There are few ups and downs at the moment since it's in alpha stage but in their own words...
"...judging by its early “alpha” version. It has the fastest boot-time we’ve seen on an HDD-based PC, shows snappy performance between applications..."
Although not entirely sure if the adaptation of the Kernel 3.0 RC+ has anything to do with it but it seems that the removal of GDM and replacing it with LightDM has done the trick. In any operating system, one of the early-loaded GUI services is the log-in manager, and since...
GDM has been criticized by many developers saying that it has about 50,000 pieces of codes while LightDM only has 5000, that's at least 10x lesser amount of software code thus it should have helped.
Anyhow in their test PC (Intel Core 2 Duo E8400 at 3.00 GHz and a usual hard disk, not a SSD drive, other hardware unknown) the Ubuntu 11.10 alpha was able to boot up (from the moment of switch on to log-in screen) within just 12 seconds!.
Thanks to Google Chrome type operating systems, there is now a "standard" that says any OS that has about 10 or lower seconds of boot up times is considered as an operating system with an instant boot, so in that sense, Ubuntu 11.10 is just 2 seconds behind and most importantly it has been able to achieve that not using a SSD drive (which is significantly faster) but by using a SATA HDD!.

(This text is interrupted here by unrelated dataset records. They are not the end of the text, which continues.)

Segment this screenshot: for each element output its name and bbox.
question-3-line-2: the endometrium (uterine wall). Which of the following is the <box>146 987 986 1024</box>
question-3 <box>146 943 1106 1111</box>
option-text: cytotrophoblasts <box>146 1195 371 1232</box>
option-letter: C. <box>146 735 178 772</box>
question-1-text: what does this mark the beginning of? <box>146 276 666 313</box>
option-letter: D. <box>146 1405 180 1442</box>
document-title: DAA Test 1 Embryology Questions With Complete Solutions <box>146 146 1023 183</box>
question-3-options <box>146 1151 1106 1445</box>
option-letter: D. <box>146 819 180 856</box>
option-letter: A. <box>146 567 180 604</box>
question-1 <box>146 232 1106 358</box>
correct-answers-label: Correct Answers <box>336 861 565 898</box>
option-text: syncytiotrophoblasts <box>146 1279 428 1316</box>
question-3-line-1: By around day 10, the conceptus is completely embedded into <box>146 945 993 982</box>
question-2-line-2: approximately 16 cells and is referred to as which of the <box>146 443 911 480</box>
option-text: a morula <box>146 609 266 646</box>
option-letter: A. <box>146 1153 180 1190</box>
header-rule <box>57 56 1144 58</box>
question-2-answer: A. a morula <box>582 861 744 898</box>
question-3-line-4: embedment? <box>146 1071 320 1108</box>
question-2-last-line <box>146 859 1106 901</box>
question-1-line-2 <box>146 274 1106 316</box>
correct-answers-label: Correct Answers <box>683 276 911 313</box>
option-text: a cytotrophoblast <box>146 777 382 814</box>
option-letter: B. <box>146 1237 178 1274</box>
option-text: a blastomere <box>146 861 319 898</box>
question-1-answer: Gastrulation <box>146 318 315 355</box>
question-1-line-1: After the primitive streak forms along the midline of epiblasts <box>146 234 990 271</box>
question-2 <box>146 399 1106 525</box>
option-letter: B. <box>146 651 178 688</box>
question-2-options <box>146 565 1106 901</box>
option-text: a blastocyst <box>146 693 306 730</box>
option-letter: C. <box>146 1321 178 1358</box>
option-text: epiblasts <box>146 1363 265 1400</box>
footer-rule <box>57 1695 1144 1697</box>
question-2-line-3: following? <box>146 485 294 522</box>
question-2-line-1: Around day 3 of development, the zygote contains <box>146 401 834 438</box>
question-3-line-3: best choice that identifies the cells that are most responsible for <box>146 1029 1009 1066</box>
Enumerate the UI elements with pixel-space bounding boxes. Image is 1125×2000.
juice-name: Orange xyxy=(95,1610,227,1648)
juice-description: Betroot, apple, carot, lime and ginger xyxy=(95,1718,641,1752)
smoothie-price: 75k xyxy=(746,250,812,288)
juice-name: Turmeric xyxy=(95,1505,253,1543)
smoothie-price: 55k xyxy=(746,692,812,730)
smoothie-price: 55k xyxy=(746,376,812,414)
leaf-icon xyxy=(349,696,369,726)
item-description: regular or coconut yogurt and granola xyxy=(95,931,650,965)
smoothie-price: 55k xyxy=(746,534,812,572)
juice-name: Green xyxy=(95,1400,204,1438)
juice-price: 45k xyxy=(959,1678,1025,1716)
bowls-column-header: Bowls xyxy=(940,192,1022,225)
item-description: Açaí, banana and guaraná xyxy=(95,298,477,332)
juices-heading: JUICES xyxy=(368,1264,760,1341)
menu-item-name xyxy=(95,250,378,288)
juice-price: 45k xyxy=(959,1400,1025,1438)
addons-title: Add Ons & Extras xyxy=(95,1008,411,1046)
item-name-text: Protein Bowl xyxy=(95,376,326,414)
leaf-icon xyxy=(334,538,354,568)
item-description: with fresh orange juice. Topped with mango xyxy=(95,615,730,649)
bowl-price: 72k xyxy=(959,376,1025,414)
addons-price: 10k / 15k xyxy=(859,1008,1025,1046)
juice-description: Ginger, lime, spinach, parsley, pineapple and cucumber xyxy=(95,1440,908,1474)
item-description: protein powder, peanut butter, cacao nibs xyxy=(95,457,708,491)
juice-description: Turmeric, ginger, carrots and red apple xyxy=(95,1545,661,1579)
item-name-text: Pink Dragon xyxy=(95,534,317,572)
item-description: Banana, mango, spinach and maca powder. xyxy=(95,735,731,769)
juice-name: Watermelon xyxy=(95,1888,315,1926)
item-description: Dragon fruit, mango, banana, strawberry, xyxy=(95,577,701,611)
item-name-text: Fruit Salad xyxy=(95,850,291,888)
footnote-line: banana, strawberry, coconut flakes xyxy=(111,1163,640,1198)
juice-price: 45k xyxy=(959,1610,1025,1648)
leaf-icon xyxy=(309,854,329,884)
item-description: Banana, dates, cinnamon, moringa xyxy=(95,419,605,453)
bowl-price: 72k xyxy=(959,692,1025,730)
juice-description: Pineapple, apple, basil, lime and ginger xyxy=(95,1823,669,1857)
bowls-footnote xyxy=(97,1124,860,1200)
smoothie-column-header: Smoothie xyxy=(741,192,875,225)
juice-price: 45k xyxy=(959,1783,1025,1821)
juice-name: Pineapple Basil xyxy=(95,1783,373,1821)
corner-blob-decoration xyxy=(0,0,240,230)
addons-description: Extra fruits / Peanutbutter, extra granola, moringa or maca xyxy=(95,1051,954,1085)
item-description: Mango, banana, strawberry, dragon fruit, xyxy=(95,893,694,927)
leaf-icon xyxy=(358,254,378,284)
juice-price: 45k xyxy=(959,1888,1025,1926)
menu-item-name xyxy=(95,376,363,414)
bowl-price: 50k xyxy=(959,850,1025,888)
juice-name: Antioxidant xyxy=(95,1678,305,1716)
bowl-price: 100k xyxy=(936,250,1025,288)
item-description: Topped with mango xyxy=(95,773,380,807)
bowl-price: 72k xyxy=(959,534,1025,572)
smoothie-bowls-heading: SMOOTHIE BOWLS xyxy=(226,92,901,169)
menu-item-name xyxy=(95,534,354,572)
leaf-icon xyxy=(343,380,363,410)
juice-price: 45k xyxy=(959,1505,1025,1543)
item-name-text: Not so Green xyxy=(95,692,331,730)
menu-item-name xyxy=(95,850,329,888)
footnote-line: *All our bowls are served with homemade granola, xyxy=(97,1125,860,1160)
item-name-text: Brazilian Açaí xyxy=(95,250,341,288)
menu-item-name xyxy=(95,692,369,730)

Another key improvement is the Ubuntu Software Center since Ubuntu decided to remove Synaptic from the official CD/DVD (but still available through the official repositories), starting with the 11.10 version.
It's about time that they started to pay some serious attention to improving the USC, because from the beginning USC requires a lot of system resources (CPU actually, although RAM usage is not that high, pretty much closer to Synaptic according to my experience anyway) and the new improved USC in the 11.10 Alpha 2 seems to be quite responsive and fast than the one in the 11.04.
Anyhow it's really interesting what this means at the end because as any developer knows, since Ubuntu has no interest in targeting the "hacker" and rely on the "actual PC users", which I think will help them immensely in the future because it's this change of "attitude" (for good or bad) that has put them up there at the top.
If I remember correctly it was actually Ubuntu who was one of the first GNU/Linux (is it really?) distributions to speed up the boot up times where in the past GNU/Linux was painfully slower as well.
Anyhow, this should send some "alarms" across other distributions (or may be not) + we also have a little Gnome OS thingie going on at the moment, so it should be really interesting whether the other distributions have the ability to compete against this "Ubuntu trend".
Because a trend is a far more powerful tool which, if properly used can easily let you pass through the popular "players" easily, which can be seen a bit too much to dream about right now (oh I didn't made up that statement all by me own, saw something similar somewhere recently :D). But the rest assured, whether you love or hate Ubuntu, interesting times ahead, it seems.